此刻全部被这段冷静到残酷的录音,转化为了更尖锐,更沉重,更绝望的痛楚!
为父母不明不白的惨死,为姐姐这么多年的挣扎与沉沦。
为她最后那平静告别下,深藏的眷恋与悲哀。
抽泣渐渐止息,他挣扎着,用尽全身力气爬起来。
他重新拿起那张,被泪水浸湿的纸条。
看着“联系相沉霖”那几个字,仿佛看着唯一的救命绳索。
他颤抖着手,摸出手机。
东京时间已近深夜,北京时间只晚一个小时。
电话响了很久,就在刘浩几乎要放弃时,接通了。
“喂?”
那边传来相沉霖,带着睡意的声音。
背景音有些嘈杂,隐约有游戏音效和别人的笑闹。
“小舅舅?怎么突然主动给我打电话了。

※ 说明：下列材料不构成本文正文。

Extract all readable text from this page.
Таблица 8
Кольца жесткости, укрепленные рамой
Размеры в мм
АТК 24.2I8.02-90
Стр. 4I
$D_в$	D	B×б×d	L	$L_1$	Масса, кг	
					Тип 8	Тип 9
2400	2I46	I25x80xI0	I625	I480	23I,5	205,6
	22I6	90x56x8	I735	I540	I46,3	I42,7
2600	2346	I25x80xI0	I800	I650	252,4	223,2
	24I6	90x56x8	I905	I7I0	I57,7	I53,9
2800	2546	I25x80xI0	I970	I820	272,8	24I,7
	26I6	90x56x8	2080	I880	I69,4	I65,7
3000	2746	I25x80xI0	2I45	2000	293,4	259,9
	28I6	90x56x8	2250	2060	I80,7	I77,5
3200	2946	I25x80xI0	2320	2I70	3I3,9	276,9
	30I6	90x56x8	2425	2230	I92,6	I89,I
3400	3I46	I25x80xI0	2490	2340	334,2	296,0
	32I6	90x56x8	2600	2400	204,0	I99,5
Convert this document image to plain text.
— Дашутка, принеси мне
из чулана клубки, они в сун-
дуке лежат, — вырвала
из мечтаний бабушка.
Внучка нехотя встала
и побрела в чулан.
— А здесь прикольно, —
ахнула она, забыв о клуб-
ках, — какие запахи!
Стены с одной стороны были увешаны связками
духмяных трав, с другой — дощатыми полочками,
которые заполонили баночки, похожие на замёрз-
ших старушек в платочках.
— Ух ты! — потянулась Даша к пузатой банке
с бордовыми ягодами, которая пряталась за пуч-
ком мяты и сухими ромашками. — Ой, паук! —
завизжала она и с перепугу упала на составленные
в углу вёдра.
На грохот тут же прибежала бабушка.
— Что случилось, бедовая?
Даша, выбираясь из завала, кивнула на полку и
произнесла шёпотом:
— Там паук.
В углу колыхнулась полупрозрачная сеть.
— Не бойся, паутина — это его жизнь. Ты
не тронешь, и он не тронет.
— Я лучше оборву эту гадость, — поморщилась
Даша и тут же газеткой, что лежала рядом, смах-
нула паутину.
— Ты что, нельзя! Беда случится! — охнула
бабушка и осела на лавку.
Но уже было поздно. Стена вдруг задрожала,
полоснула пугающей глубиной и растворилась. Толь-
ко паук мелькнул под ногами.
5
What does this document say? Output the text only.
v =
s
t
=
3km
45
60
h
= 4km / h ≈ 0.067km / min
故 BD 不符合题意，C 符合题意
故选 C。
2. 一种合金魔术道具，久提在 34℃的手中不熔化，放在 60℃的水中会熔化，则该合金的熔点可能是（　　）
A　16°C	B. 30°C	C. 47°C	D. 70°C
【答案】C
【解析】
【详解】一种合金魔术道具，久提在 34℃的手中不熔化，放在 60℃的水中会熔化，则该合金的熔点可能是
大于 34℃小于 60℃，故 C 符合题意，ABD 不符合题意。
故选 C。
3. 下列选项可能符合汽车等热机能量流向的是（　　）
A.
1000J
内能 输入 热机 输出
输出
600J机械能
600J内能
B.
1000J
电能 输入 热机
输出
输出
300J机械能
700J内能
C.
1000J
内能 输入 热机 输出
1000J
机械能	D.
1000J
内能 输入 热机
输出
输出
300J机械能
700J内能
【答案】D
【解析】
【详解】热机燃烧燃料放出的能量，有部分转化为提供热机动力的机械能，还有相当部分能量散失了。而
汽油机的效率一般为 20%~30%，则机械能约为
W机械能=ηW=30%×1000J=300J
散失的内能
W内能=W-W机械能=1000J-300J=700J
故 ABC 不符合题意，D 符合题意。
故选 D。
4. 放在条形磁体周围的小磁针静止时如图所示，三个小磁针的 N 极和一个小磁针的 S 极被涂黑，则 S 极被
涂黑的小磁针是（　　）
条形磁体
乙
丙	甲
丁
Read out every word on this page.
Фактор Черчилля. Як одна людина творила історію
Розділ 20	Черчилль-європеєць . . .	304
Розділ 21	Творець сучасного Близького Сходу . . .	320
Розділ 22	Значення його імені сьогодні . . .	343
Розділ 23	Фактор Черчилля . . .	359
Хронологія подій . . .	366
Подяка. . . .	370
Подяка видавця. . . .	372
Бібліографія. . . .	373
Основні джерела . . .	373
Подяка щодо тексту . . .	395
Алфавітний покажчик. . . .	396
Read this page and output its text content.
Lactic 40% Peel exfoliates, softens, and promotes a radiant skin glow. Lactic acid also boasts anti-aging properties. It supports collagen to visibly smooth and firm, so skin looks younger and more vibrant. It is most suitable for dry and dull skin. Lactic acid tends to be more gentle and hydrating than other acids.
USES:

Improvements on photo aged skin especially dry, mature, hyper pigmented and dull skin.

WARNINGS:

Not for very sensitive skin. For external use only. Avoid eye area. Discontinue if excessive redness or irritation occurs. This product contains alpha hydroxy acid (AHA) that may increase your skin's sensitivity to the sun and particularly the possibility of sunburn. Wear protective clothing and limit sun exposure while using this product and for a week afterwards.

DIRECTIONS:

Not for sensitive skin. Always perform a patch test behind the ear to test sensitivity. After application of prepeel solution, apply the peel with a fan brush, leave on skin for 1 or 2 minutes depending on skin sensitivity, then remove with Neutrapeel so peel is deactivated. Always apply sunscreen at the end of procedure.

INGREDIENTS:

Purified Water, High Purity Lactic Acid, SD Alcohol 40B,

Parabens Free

出什么事了?”
“小沉霖……”
刘浩一张口,才发现嗓子火烧一样疼。
“你声音怎么了?哭过了?还是生病了?”
相沉霖的睡意,瞬间跑了大半。
背景杂音迅速变小,走到了安静的角落。
“我姐……”
两个字出口,好不容易压下的泪意再次汹涌。
刘浩死死咬着牙,才勉强维持住声音的连贯。
“我姐她……出事了!她给我留了东西……让我……交给你。”
电话那头,相沉霖的呼吸明显一滞,随即变得轻缓而凝重。
所有属于少年的懵懂睡意,瞬间褪得干干净净。
“小舅舅你别急,慢慢说!你在东京安全吗?身边有没有别人?”
“录音笔。里面……有很重要的东西。关于……清榆村那场火,关于陈金牙,郑禹海……很多事,我爸妈……我姐她都说了。”
刘浩语无伦次,但紧紧抓住姐姐交代的重点。
“小沉霖,你相信我吗?这个东西,我必须交给你!”
“或者……交给你哥,还有周律师。”
“小舅舅。” 再开口时,相沉霖的声音异常沉稳。
甚至带着超越年龄的,凝重与决断。
“你现在,照我说的做。”
“把录音笔里的内容,用最安全的方式——加密,压缩,分卷——发一份到我邮箱。”
“原件你收好,放在绝对安全的地方,谁都别给,谁都别说。”
“我邮箱是……”
他清晰而缓慢地,报出一串复杂的字母数字组合。
“发完告诉我一声。你就在住处待着,锁好门。”
“除非是我或者我哥,数哥联系你,否则谁敲门都别开!”
“任何陌生电话都别接。等我消息。”
“沉霖,我姐她是不是……是不是真的……”
刘浩还是忍不住,问出了那个让他恐惧到发抖的问题。
“刘浩,” 相沉霖打断了他,带着不容置疑的力量,“先照我说的去做。”
“她让你联系我,把东西交给我们,一定有她的道理。”
“别的,等我们弄清楚。别怕,” 他顿了顿,一字一句地说,“有我们在。”
挂了电话,刘浩靠着墙壁滑坐在地上,久久无法动弹。
相沉霖那句“有我们在”,不像空洞的安慰,更像一个郑重的承诺。
像一根细微却无比坚韧的丝线,将他从冰冷彻骨的绝望深渊里,往上拉了一点点。
他挣扎着爬起来,坐到电脑前,开机。
笨拙地操作着,下载加密软件,将录音文件导入,设置复杂的密码,压缩,分卷……
每一个步骤都做得极其缓慢,认真。
当他终于将最后一个加密数据包,发送成功。
窗外东京的天空,已经露出了淡淡的灰白色。